Occupation: Team Director and Owner, Women’s Pro Cycling Team Specialized-lululemon
On the eve of the Amgen Tour of California, at which Team Specialized-lululemon’s Evelyn Stevens won the women’s individual time trial last year, we talk with team director and owner Kristy Scrymgeour about the state of women’s racing, how riding bicycles deepens friendships and the local ride she loves best.
The two-time Australian national champion, who currently calls Brooklyn home, is a force in the world of women’s cycling, voicing strong commitment to winning greater visibility for the sport and creating community around bicycling to attract more women. Earlier this year, Scrymgeour also launched a new line of cycling apparel, Velocio, based on the desire to give female riders more choices. We met up near the Velocio office in the Dumbo section of Brooklyn:
How did you become the owner of a women’s pro cycling team?
I have been involved in cycling for many years, racing early on (way back in the day), then working for a cycling publication followed by working as director of marketing and communications for Team High Road. Whilst at High Road I was very involved with the management of the women’s team, and so it was a natural evolution to take over the ownership of the same group of women when High Road ended. Right now I’m loving it because there is a real buzz around the sport of women’s cycling. More women are finding the bike and the growth of the sport is imminent.
What bike(s) do you ride?
I ride a Specialized Amira which is the bike the team races on. For me it’s probably the best bike I’ve ridden. It has a great geometry for women and it’s responsive as well and comfortable. It’s high end, but it’s a really good choice for women if you want to feel good on a bike.

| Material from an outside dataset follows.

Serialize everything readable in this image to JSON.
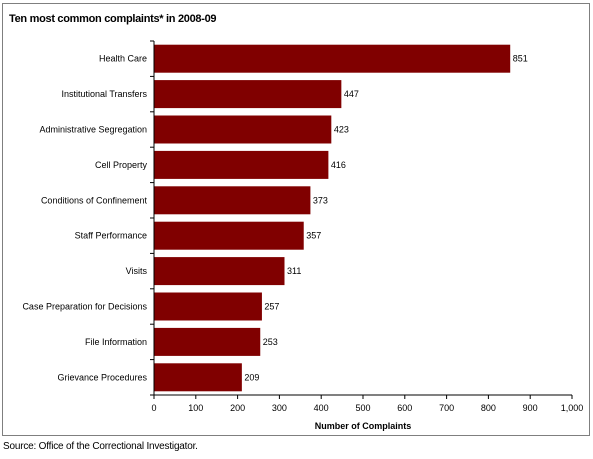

I also still have my racing bike from when I raced on Team Saturn. It’s a LeMond and I still love to ride this. Mostly I use it as a commuter.
I have a mountain bike too, but rarely get to use it.
How do you handle bike storage in NYC?
It’s not easy. My boyfriend and I have two bikes each in our tiny apartment, but we’ve figured it out a way to keep them, without the apartment looking like a bike shop, with two behind a desk and two hanging on the wall in the hallway.
Secret to rolling in comfort and style?
I guess that depends on what kind of ride you’re doing. If you’re riding for exercise or training, then I think having a pair of bib shorts with a good chamois is key and a jersey that is cut well and made from good fabrics. It makes such a difference. If commuting long distances, I still like to wear real bike gear and change out of it. It’s just so much nicer not to sweat in your normal clothes. But for short distances I like to wear jeans or pants that are slim-fit and also high at the back of the waist and a loose, button-down shirt that’s a bit longer at the back, too. No one should have to see butt crack as you ride past them!
What’s your favorite route or spot to visit by bicycle in NYC?
Most of my rides are short these days. I ride from home to Prospect Park, do some laps, grab a coffee with a friend and ride home. On the weekend in the summer I do have to say that I love River Road. It’s the staple ride for every New York bike rider, so no real revelation here, but it’s such a beautiful ride. You really feel like you’re getting away from the hustle and bustle of the city whilst looking across at it at the same time.
Caffeination? (favorite place to stop for coffee)
I always go to Milk Bar on Vanderbilt as it’s only three blocks from Prospect Park and a midway point between where I live and where my normal riding partner lives. It’s also great coffee and owned and staffed mostly by Aussies – so it’s a bit of a taste of home.
If you could take a ride with anybody, living or dead, who would it be and why?
You know, I would rather say I just love riding with friends, new or old. It’s such a nice way to chat and and have real conversations. You have a different kind of energy on the bike. You think more clearly and people tend to really be themselves whilst riding, so I find that you get to know people really well, and you create deeper friendships through the bike.
What’s the one thing NYC needs to do to get more people on bikes?
New York City has done wonders for bike riding over the past year with the introduction of Citi Bike. The biggest favor the city can do now is to ensure that Citi Bike continues and grows deeper into the boroughs. It’s genius and so much nicer than catching the subway. People commuting by bike always have a smile on their face whereas it’s kind of rare to see smiles on the subway and with a city like this, if you’re above ground, you discover something new and exciting about the city every day.